Quels renseignements donnent-ils ?
Ils expliquent pourquoi les agriculteurs ne se retrouvent dans aucune des organisations. Certains ne se retrouvent pas dans certains discours comme ceux de la Confédération paysanne où il n’y a pas beaucoup de place pour ceux qui s’identifient encore comme des agriculteurs et non des paysans, ou dans les méthodes d’actions comme celles de la Coordination rurale.
Qu’attendent les agriculteurs de leurs organisations syndicales ?
Les organisations professionnelles qui sont de vieilles dames n’ont pas des modes de fonctionnement qui correspondent toujours à ce que les agriculteurs veulent à l’échelle de certains territoires. Ils attendent de la sincérité. Ils attendent des représentants qui leur ressemblent. C’est ce qui explique aussi la crise de légitimité des organisations syndicales.
Pour autant, ce n’est pas simple pour elles de trouver des têtes qui incarnent de nouvelles générations. Certains responsables professionnels ne lâchent pas aussi facilement les rênes.
Le profil d’Arnaud Rousseau, président de la FNSEA, qui est particulièrement critiqué par la Coordination rurale et la Conf', notamment en raison de son mandat à la tête d’Avril, est-elle cette figure attendue des adhérents ?
La figure d’Arnaud Rousseau incarne aussi des profils d’agriculteurs qui sont bel et bien présents sur les territoires français. Il incarne une conception de l’agriculture partagée par certains agriculteurs. De nombreux agriculteurs et leurs familles possèdent en France des fermes complexes. Il y en a de plus en plus. Des agriculteurs qui ont des exploitations plus importantes que la plupart des responsables professionnels qu’on cite habituellement, j’en rencontre souvent.
Mais ce qui est difficile pour Arnaud Rousseau l’est aussi pour Véronique Le Floc’h, présidente de la Coordination rurale, et Laurence Marandola, porte-parole de la Confédération paysanne.
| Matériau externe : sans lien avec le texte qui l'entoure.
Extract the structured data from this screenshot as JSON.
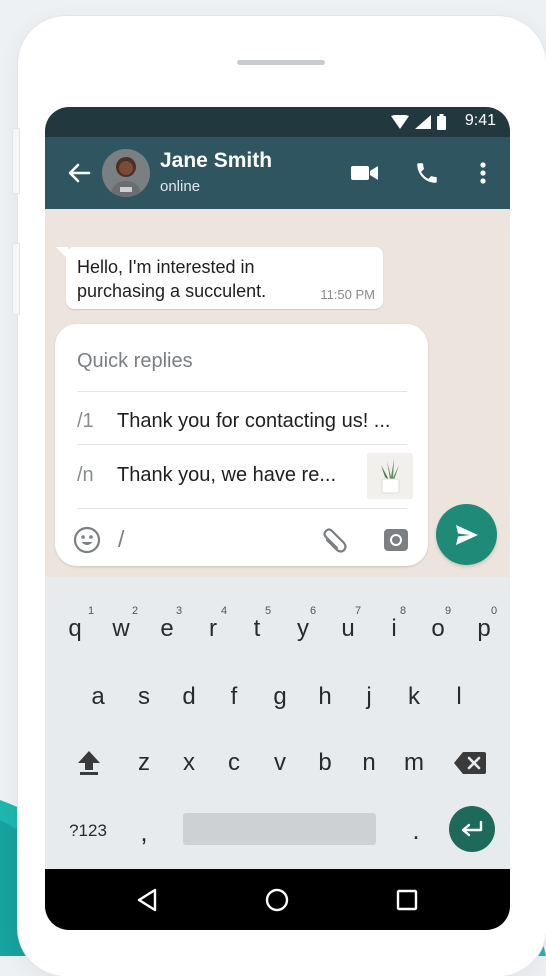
{
  "status_bar": {
    "time": "9:41"
  },
  "header": {
    "contact_name": "Jane Smith",
    "contact_status": "online"
  },
  "message": {
    "text": "Hello, I'm interested in purchasing a succulent.",
    "time": "11:50 PM"
  },
  "quick_replies": {
    "title": "Quick replies",
    "items": [
      {
        "shortcut": "/1",
        "text": "Thank you for contacting us! ..."
      },
      {
        "shortcut": "/n",
        "text": "Thank you, we have re..."
      }
    ]
  },
  "composer": {
    "value": "/"
  },
  "keyboard": {
    "row1": [
      "q",
      "w",
      "e",
      "r",
      "t",
      "y",
      "u",
      "i",
      "o",
      "p"
    ],
    "row1_hints": [
      "1",
      "2",
      "3",
      "4",
      "5",
      "6",
      "7",
      "8",
      "9",
      "0"
    ],
    "row2": [
      "a",
      "s",
      "d",
      "f",
      "g",
      "h",
      "j",
      "k",
      "l"
    ],
    "row3": [
      "z",
      "x",
      "c",
      "v",
      "b",
      "n",
      "m"
    ],
    "symbols_key": "?123",
    "comma_key": ",",
    "period_key": "."
  },
  "colors": {
    "status_bar": "#22383f",
    "app_bar": "#2f5561",
    "chat_background": "#ede5dd",
    "send_button": "#1e8a77",
    "keyboard": "#e7ebed",
    "teal_accent": "#1fb6b0"
  },
  "icons": {
    "header": [
      "back-arrow-icon",
      "video-call-icon",
      "phone-icon",
      "more-vertical-icon"
    ],
    "composer": [
      "emoji-icon",
      "attach-icon",
      "camera-icon",
      "send-icon"
    ],
    "nav": [
      "nav-back-icon",
      "nav-home-icon",
      "nav-recents-icon"
    ]
  }
}
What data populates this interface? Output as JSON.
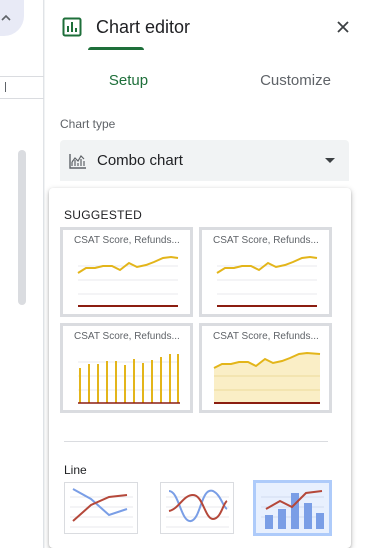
{
  "panel": {
    "title": "Chart editor",
    "tabs": [
      {
        "label": "Setup",
        "active": true
      },
      {
        "label": "Customize",
        "active": false
      }
    ],
    "chart_type_label": "Chart type",
    "chart_type_value": "Combo chart"
  },
  "dropdown": {
    "suggested_heading": "SUGGESTED",
    "thumbnails": [
      {
        "title": "CSAT Score, Refunds..."
      },
      {
        "title": "CSAT Score, Refunds..."
      },
      {
        "title": "CSAT Score, Refunds..."
      },
      {
        "title": "CSAT Score, Refunds..."
      }
    ],
    "line_heading": "Line"
  },
  "colors": {
    "accent": "#1e6f3a",
    "series_gold": "#e3b51a",
    "series_dark_red": "#8b1d10",
    "line_blue": "#7a9ee6",
    "line_red": "#b5483a",
    "selection_blue": "#aecbfa"
  }
}
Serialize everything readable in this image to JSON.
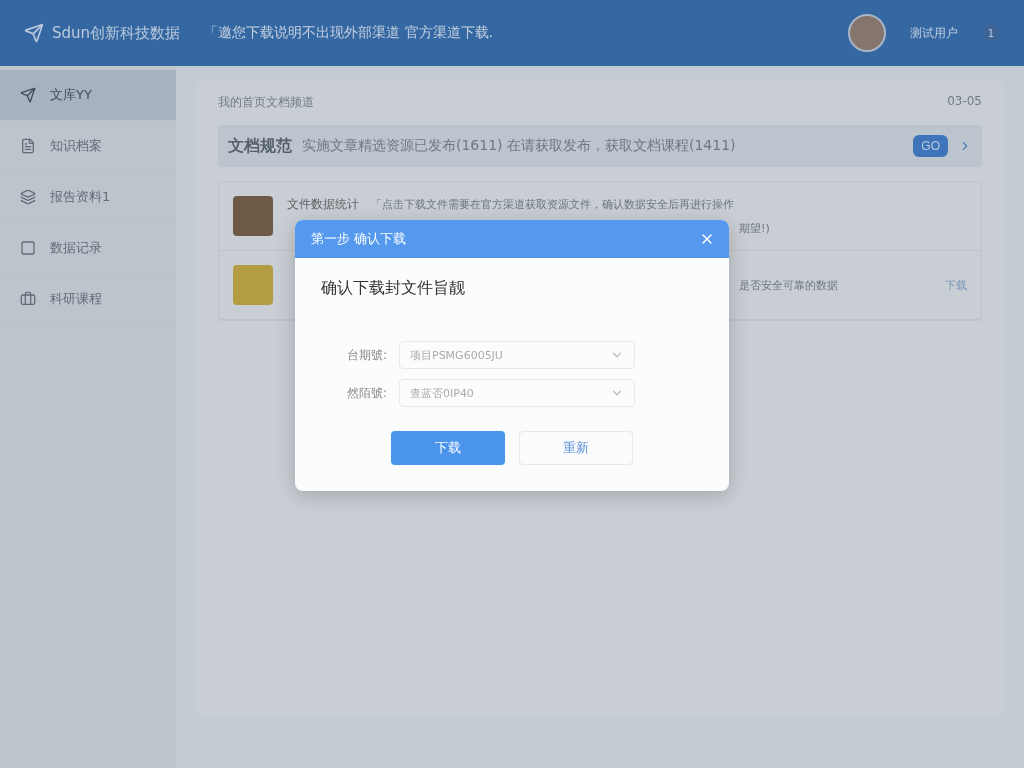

Ce qu’elles sont ne correspond pas à ce que certains vivent à l’échelle de leur territoire. Des agriculteurs de gauche ne se retrouvent pas non plus dans la porte-parole de la Confédération paysanne.
C’est de plus en plus difficile pour ces grands leaders d’incarner la pluralité. On parle davantage d’Arnaud Rousseau car c’est la FNSEA, mais de nombreux agriculteurs veulent être reconnus comme des chefs d’entreprise. Arnaud Rousseau l’est. Les agriculteurs sont un peu ambigus et ambivalents dans ce type de débat.
Pourquoi dès lors ce débat sur le profil du leader syndical existe-t-il ?
La matrice de la polyculture-élevage imprègne encore certaines conceptions du syndicalisme agricole. Comme si un bon leader devait être forcément un polyculteur-éleveur. La plupart des Français fantasment l’agriculture autour de cette matrice de la polyculture-élevage. À entendre certains, on ne pourrait pas être un bon agriculteur si on est un agriculteur spécialisé.